Sen. Barbara Bollier, a Mission Hills Republican, called the meeting, hoping to inform the Johnson County delegation about options for fixing the school financing bill.

“This is a critical, critical thing to fix for us,” she said.

Several proposals exist to restore the $80 million in funding to the formula lawmakers passed in the waning minutes of the regular session on April 7, but there are no guarantees any of the propositions will earn the 63-votes necessary for passage in the Kansas House.

The underlying legislation passed with exactly the 63-votes required, and at least one legislator who voted in favor of the $525 million school funding bill says he won’t vote for any of the proposed fixes.

Rep. Leo Delperdang, a Wichita Republican, says he was a reluctant vote on the original legislation. He voted for it, because he worried a bill that included even more spending might be considered if the $525 million financing scheme failed.

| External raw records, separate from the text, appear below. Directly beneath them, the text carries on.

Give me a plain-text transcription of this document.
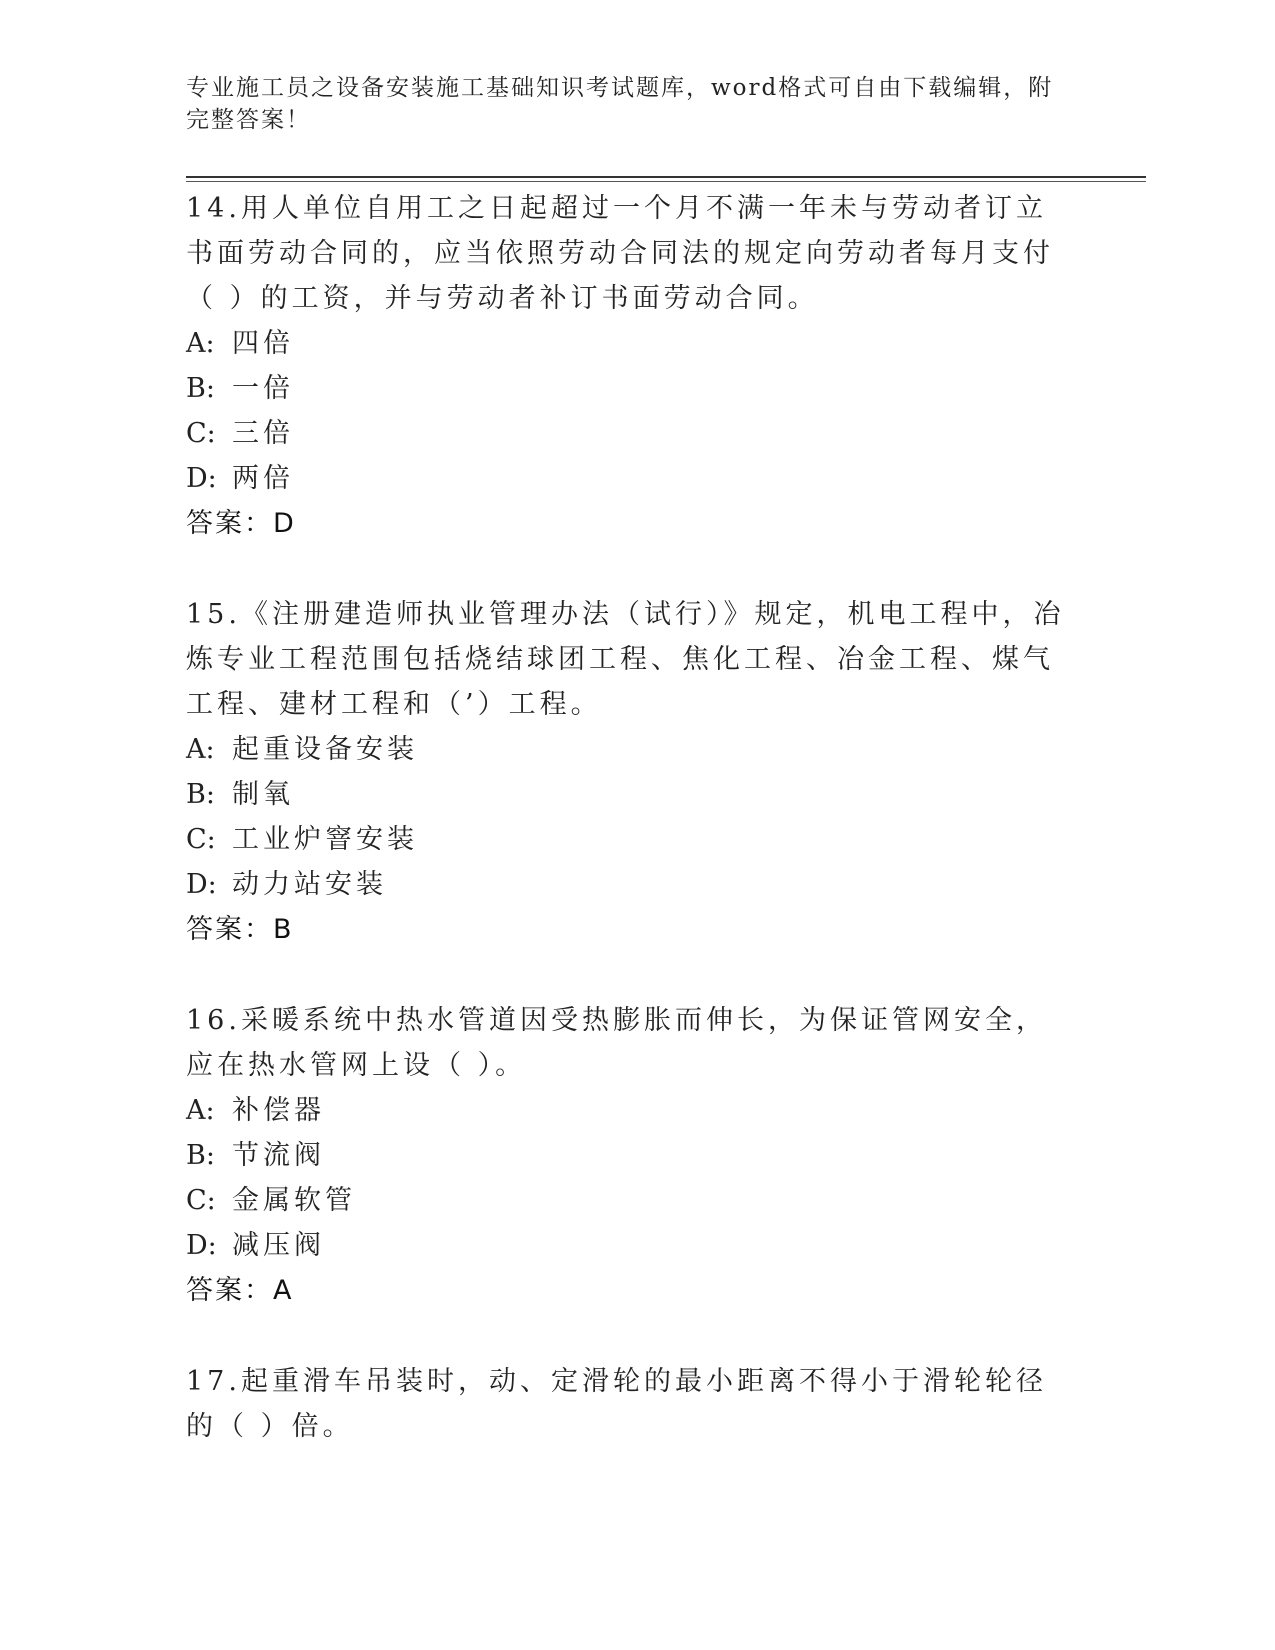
专业施工员之设备安装施工基础知识考试题库，word格式可自由下载编辑，附完整答案！

14.用人单位自用工之日起超过一个月不满一年未与劳动者订立书面劳动合同的，应当依照劳动合同法的规定向劳动者每月支付（ ）的工资，并与劳动者补订书面劳动合同。

A: 四倍

B: 一倍

C: 三倍

D: 两倍

答案：D

15.《注册建造师执业管理办法（试行）》规定，机电工程中，冶炼专业工程范围包括烧结球团工程、焦化工程、冶金工程、煤气工程、建材工程和（’）工程。

A: 起重设备安装

B: 制氧

C: 工业炉窨安装

D: 动力站安装

答案：B

16.采暖系统中热水管道因受热膨胀而伸长，为保证管网安全，应在热水管网上设（ ）。

A: 补偿器

B: 节流阀

C: 金属软管

D: 减压阀

答案：A

17.起重滑车吊装时，动、定滑轮的最小距离不得小于滑轮轮径的（ ）倍。
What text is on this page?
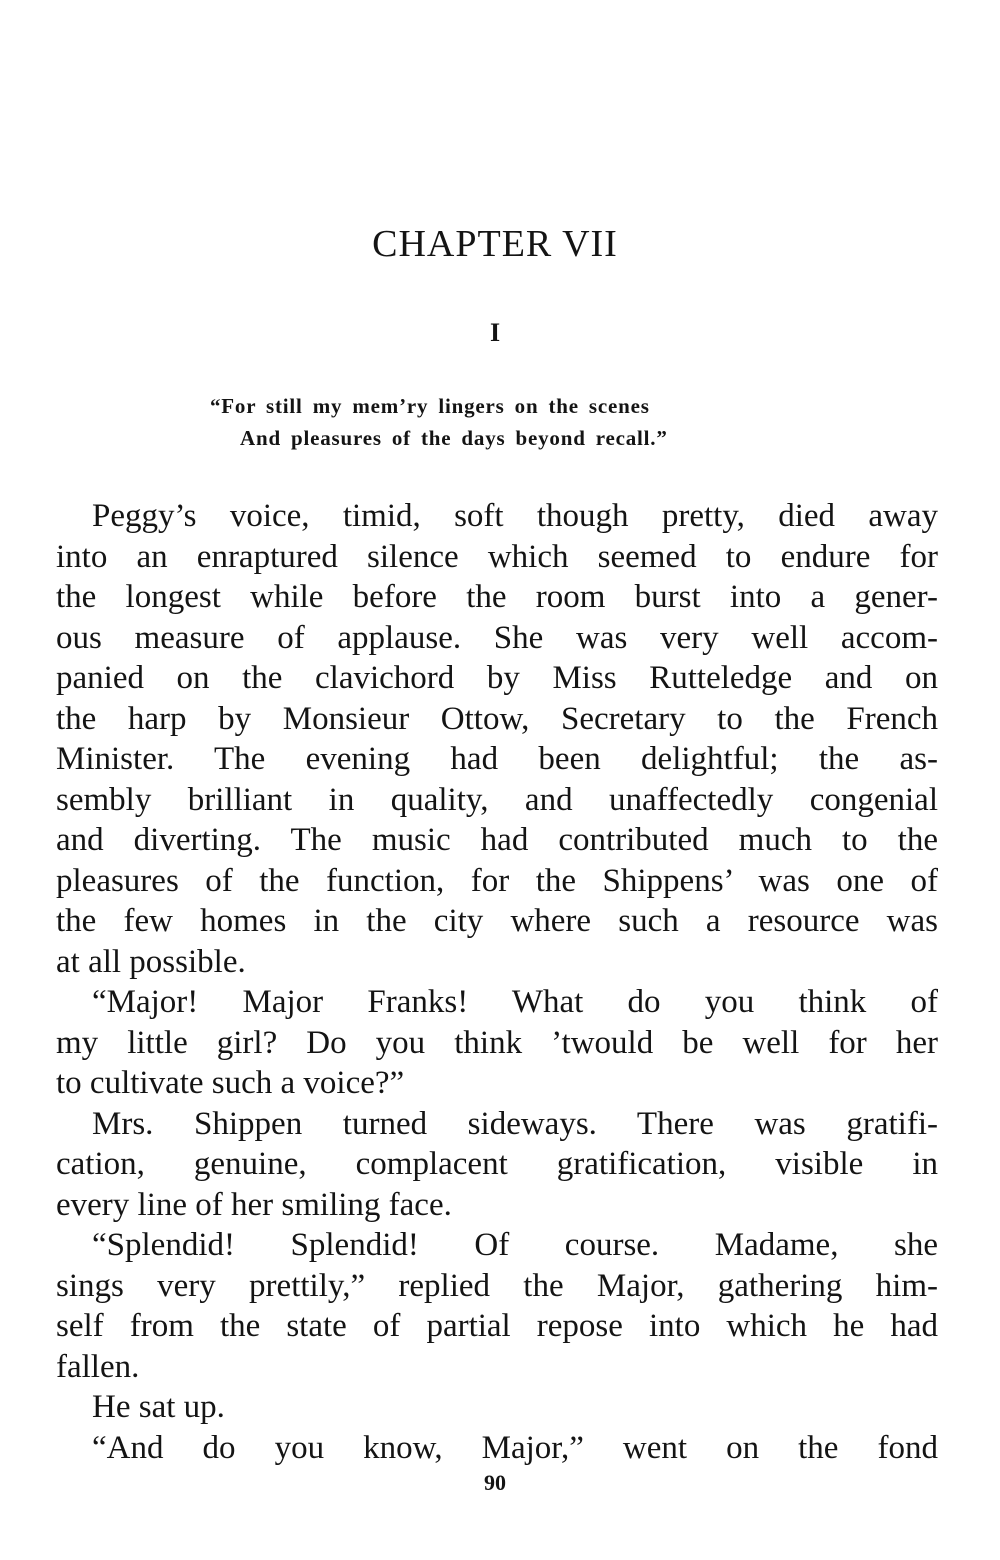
CHAPTER VII
I
“For still my mem’ry lingers on the scenes
And pleasures of the days beyond recall.”

Peggy’s voice, timid, soft though pretty, died away
into an enraptured silence which seemed to endure for
the longest while before the room burst into a gener-
ous measure of applause. She was very well accom-
panied on the clavichord by Miss Rutteledge and on
the harp by Monsieur Ottow, Secretary to the French
Minister. The evening had been delightful; the as-
sembly brilliant in quality, and unaffectedly congenial
and diverting. The music had contributed much to the
pleasures of the function, for the Shippens’ was one of
the few homes in the city where such a resource was
at all possible.

“Major! Major Franks! What do you think of
my little girl? Do you think ’twould be well for her
to cultivate such a voice?”

Mrs. Shippen turned sideways. There was gratifi-
cation, genuine, complacent gratification, visible in
every line of her smiling face.

“Splendid! Splendid! Of course. Madame, she
sings very prettily,” replied the Major, gathering him-
self from the state of partial repose into which he had
fallen.

He sat up.

“And do you know, Major,” went on the fond

90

“I’m not sure if it was the right thing to do or not,” Delperdang now says.

As he cast his vote, members of the largest teacher’s union in the state lined the hallways of the Capitol. Three of them approached him after the vote. They called him a “son of a bitch” despite his vote in favor of the legislation they supported.

“Those are the people teaching our children,” he says. “That was after I tried being part of the solution.”

In the Johnson County meeting, most lawmakers appeared to agree that even with the $80 million added back into the funding formula, the Kansas Supreme Court may still reject it.

The Kansas Supreme Court ruled the existing school funding formula unconstitutional. Justices gave lawmakers an April 30 deadline to craft a new formula that the Court will review.

Rep. Brett Parker, an Overland Park Democrat, told members of the Johnson County delegation that as lawmakers work on a technical fix, he intends to offer amendments that add even more funding to schools. The goal, he said, is a formula the Court will rule constitutional. He believes the Court is likely to reject the current $525 million proposal.

“The Court is going to say we’re going to have to fund something, whether we make that decision now without a special session or in July with a special session,” he said.


Rep. Melissa Rooker, a Fairway Republican, said the money isn’t available to fund Parker’s idea, though she agreed the $525 million spending plan might not be enough to appease the Court. She recommended lawmakers work on creating a financing mechanism the Court will accept. Then, she warned, lawmakers may still be required to return to Topeka for a special session to add more money.

“We can send a bill that maybe doesn’t have the right amount of money,” Rooker said. “While we come back to that special session, schools could still remain open.”

The Court didn’t threaten to close schools in its latest decision, but they’ve made that threat in previous school funding cases. A state statute prohibits the Supreme Court from closing schools, but the law has never been tested.